Surface analysis of boron-doped polycrystalline diamond films deposited by a microwave plasma chemical vapor deposition system

Abstract

Polycrystalline diamond films were deposited on silicon substrates by a microwave plasma chemical vapor deposition (MPCVD) system. Raman, X-ray photoelectron spectroscopy (XPS) and Auger electron spectroscopy (AES) were used for the analyses of the diamond films. Prior to deposition the silicon substrate was seeded, by photoresist, with 0.1 μm (micron) diamond powder. Using this pretreatment technique results in an oxygen-rich phase on the substrate surface, oxygen is easily incorporated into diamond grain boundaries during the synthesis of the diamond films.

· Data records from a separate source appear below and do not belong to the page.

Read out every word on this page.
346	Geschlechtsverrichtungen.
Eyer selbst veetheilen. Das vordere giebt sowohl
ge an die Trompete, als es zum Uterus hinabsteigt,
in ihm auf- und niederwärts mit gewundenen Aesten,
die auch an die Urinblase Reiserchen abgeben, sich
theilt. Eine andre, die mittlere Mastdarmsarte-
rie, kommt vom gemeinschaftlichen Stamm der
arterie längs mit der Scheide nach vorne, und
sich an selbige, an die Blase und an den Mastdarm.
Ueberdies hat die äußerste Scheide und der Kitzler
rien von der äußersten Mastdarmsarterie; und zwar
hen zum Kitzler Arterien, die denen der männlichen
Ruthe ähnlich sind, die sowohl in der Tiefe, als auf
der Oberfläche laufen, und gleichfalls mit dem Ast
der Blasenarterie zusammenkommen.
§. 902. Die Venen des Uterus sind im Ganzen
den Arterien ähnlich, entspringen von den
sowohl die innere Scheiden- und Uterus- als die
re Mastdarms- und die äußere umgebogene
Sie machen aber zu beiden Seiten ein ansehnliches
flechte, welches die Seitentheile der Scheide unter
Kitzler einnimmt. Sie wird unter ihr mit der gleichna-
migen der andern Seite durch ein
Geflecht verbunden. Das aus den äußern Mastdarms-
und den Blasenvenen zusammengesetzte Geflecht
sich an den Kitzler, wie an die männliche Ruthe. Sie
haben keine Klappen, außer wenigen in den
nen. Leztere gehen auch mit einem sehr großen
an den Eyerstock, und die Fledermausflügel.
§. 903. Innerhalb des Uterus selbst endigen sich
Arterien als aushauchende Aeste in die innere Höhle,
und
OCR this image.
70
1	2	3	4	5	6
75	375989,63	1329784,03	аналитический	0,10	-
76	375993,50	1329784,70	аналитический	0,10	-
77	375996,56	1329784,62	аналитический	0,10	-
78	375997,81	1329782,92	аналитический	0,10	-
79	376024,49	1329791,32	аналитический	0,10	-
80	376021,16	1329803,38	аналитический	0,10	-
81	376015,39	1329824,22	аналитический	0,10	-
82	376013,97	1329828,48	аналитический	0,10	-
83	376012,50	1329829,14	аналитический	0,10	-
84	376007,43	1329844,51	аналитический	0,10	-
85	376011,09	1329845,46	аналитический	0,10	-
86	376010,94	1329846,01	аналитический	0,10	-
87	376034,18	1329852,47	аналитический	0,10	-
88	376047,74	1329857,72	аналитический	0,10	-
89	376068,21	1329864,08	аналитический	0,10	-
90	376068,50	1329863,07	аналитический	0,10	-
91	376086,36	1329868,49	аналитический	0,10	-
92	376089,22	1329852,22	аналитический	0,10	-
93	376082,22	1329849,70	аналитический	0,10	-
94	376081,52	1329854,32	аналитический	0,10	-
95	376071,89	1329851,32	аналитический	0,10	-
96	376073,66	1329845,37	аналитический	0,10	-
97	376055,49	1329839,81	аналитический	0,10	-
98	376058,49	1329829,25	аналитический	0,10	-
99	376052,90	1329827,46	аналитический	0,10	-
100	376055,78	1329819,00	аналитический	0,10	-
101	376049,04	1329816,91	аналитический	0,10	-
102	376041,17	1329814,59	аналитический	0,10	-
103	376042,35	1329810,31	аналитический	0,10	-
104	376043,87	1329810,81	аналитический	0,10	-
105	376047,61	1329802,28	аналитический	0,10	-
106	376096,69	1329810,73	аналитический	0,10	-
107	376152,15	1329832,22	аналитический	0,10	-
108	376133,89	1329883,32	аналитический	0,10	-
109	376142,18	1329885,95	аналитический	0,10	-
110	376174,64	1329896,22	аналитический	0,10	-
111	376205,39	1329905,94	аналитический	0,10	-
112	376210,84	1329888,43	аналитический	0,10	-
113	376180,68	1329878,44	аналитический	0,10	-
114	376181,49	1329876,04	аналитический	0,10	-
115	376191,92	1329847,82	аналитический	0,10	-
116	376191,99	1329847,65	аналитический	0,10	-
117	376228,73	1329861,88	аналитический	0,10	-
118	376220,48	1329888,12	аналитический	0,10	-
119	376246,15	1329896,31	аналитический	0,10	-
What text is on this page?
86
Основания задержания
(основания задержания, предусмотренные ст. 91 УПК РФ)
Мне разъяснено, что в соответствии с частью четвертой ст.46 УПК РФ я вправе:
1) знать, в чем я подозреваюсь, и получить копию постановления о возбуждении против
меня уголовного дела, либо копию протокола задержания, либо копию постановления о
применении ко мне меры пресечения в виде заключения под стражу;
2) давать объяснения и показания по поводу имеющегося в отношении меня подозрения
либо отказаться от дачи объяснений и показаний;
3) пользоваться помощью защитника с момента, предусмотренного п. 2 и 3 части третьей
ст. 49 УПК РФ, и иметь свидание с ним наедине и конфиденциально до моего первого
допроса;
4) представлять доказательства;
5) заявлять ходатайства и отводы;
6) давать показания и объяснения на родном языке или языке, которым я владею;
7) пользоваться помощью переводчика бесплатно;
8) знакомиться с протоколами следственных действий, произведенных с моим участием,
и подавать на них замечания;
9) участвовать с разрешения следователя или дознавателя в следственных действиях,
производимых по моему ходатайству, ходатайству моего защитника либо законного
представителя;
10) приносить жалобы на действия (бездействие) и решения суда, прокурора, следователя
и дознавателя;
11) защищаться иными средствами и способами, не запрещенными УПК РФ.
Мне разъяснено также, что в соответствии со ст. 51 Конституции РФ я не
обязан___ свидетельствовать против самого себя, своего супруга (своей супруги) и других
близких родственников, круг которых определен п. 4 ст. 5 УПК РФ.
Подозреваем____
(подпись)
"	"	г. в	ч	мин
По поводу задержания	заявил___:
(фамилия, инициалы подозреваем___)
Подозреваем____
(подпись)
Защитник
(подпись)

The oxygenated phenomenon also increased after the diamond films were exposed to air for a period of time. Experiments showed that the diamond crystallite surfaces and the diamond grain boundaries are the two major sources causing the adsorption of oxygen on the surface layers of the diamond films. At room temperature, the reaction between the diamond grain boundaries and air is fast and oxidized dangling bonds are hard to remove. The oxidized dangling bonds are gradually formed on the diamond crystallite surfaces and are easily removed. The quality of the diamond film degraded after the boron ion implantation. The oxygenated phenomenon increased considerably after the boron-doped diamond films were annealed at 800°C and the quality of the boron-doped diamond films degraded appreciably. The oxygenation layer which is formed on the surface of the annealed boron-doped diamond film is difficult to be etched away.